Lo spitino è il pezzo di rosticceria per antonomasia della cucina palermitana. Le arancine sono più famose e diffuse, perchè si preparano in tutta Sicilia.

Ma quel croccante parallelepipedo fritto e dorato è tuttto palermitano.

Prepararlo a casa è complicato, ma non impossibile. Quando lo si addenta, e si scopre il suo interno a blocchi, la prima domanda che viene in mente è “come si tiene insieme?”.

Esistono delle semplici regole per una corretta preparazione dello spitino. La forma rettangolare si ottiene  assemblando tre mezze fette di brioche (meglio quelle del giorno prima) intervallate da due polpette di ragù. Per tenere tutto unito, il mattoncino realizzato va spennellato con una robusta passata di besciamella e poi ricoperto di  pangrattato (c’è chi prima di passare al pangrattato le immerge in una legatura di acqua e farina molto densa).

 

Ecco gli ingredienti:  4 brioche.  Per il ragù:500 gr di tritato di vitello,  2 carote,  1 costa di sedano,  250 gr di pisellini,  1 spicchio di aglio,  1 cipolla,   1 ciuffo di prezzemolo,  2.5 dl di brodo di carne,  1/2 bicchiere di vino bianco , 200 gr di concentrato di pomodoro,  5 dl di salsa di pomodoro,  1 pizzico di noce moscata, 1 cucchiaino di zucchero,  olio EVO,  sale e pepe quanto basta.

Per la besciamella: 1/2 lt di latte 65 gr di farina, 50 gr. Burro, 00 1 pizzico di sale, noce moscata. Non dimenticate il pangrattato e l’olio per friggere.

La preparazione è abbastanza complessa. In un tegame fate un trito di cipolla, aglio, sedano, prezzemolo, carote e fate soffriggere in abbondante olio. Aggiungete la carne macinata, fate rosolare per 3 o 4 minuti, versate il vino e fate sfumare. Aggiustate di sale e pepe, aggiungete un cucchiaino di zucchero, i pisellini, la noce moscata ed il brodo di carne. Fate cuocere a fuoco lento per circa 80 minuti. Il ragù deve risultare molto stretto e va messo a raffreddare fino a quando risulti solido e senza sughetto. Il ragù dovrebbe riposare in frigo almeno mezza giornata, prima di essere utilizzato per assemblare gli spitini.

La besciamella serve piuttosto densa. Sciogliete la farina nel latte, aggiungete un pizzico di sale, coprite e mettetela da parte.

A questo punto, avete le brioche, la besciamella e il ragù che ha riposato in frigo.

Tagliate le brioche ricavando delle fette spesse circa 1 cm ed eliminate la crosta; ricordate che per ogni spitino sono necessarie tre fette. Formate 2 polpette di ragù che inserirete tra le fette. Quindi avrete tre fette di brioche e due strati di ragù che compatterete con le mani fino a formare un parallelepipedo.

Continuate in questo modo fino ad esaurimento degli ingredienti posizionando gli spitini su un vassoio, uno accanto all’altro, perché si sostengano da soli.
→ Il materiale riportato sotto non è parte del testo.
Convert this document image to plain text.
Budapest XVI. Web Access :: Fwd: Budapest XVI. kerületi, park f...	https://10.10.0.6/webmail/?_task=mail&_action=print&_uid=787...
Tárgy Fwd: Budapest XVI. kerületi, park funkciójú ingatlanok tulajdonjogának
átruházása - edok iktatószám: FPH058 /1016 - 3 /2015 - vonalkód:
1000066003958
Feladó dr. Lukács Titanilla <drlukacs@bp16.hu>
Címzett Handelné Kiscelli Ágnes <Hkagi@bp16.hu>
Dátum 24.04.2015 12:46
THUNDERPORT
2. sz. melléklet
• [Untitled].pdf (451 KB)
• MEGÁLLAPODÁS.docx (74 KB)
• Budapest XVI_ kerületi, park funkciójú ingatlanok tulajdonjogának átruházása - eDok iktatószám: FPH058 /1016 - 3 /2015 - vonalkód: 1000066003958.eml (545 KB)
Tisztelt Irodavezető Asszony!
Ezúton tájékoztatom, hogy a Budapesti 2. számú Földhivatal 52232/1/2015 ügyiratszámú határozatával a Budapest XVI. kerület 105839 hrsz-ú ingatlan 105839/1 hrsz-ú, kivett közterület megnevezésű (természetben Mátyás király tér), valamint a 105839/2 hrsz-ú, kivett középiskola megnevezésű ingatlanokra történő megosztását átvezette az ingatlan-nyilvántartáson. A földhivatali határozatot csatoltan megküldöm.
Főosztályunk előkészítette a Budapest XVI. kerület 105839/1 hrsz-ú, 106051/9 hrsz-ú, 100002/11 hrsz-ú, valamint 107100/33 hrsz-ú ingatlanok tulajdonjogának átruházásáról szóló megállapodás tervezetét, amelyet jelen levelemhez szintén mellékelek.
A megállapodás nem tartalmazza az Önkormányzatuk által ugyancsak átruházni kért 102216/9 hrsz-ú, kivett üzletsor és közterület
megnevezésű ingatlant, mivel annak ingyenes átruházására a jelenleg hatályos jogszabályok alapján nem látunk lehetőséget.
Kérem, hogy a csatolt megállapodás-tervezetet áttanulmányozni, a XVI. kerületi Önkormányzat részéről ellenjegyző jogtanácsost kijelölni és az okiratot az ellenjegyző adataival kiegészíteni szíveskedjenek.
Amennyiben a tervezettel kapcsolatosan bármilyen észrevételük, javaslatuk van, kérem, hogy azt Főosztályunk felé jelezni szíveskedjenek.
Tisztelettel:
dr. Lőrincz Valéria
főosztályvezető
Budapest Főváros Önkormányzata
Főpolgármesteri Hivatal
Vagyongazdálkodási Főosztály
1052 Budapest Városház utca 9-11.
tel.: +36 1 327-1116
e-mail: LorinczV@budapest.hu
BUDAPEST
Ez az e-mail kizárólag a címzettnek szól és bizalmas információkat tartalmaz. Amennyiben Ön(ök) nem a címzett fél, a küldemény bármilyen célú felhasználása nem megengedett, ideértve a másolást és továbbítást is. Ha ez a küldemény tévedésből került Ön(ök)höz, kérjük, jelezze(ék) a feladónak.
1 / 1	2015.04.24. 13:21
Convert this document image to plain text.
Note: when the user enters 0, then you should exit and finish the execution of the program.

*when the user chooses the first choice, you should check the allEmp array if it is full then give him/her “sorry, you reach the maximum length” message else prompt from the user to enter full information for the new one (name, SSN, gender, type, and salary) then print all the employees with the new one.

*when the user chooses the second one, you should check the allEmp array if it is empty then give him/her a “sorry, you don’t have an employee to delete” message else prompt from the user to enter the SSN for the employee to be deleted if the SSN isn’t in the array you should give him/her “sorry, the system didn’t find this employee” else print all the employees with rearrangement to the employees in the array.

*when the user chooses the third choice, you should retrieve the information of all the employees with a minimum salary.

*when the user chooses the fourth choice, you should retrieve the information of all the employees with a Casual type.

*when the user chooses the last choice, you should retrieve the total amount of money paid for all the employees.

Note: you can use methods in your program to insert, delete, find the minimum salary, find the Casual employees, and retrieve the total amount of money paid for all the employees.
A questo punto spalmate la superficie degli spitini con la besciamella; con una spatola eliminate quella in eccesso e spolverate con abbondante pangrattato. Anche per il pangrattato eliminate quello in eccesso.

Posizionate sopra gli spitini un foglio di carta forno e appoggiatevi delicatamente un vassoio. Capovolgete e procedete alla stessa maniera anche dall’altro lato con la besciamella e il pan grattato.

Lasciate riposare per almeno un’ora e quindi separate delicatamente ogni singolo spitino e, con l’aiuto di una spatola, passate un po’ di besciamella e pangrattato anche sui laterali.

Mettete l’olio per friggere in un pentolino dai bordi alti e, quando risulta caldo, friggete gli spitini girandoli da tutti i lati fino a quando risulteranno dorati. Metteteli su carta assorbente per eliminare l’olio in eccesso.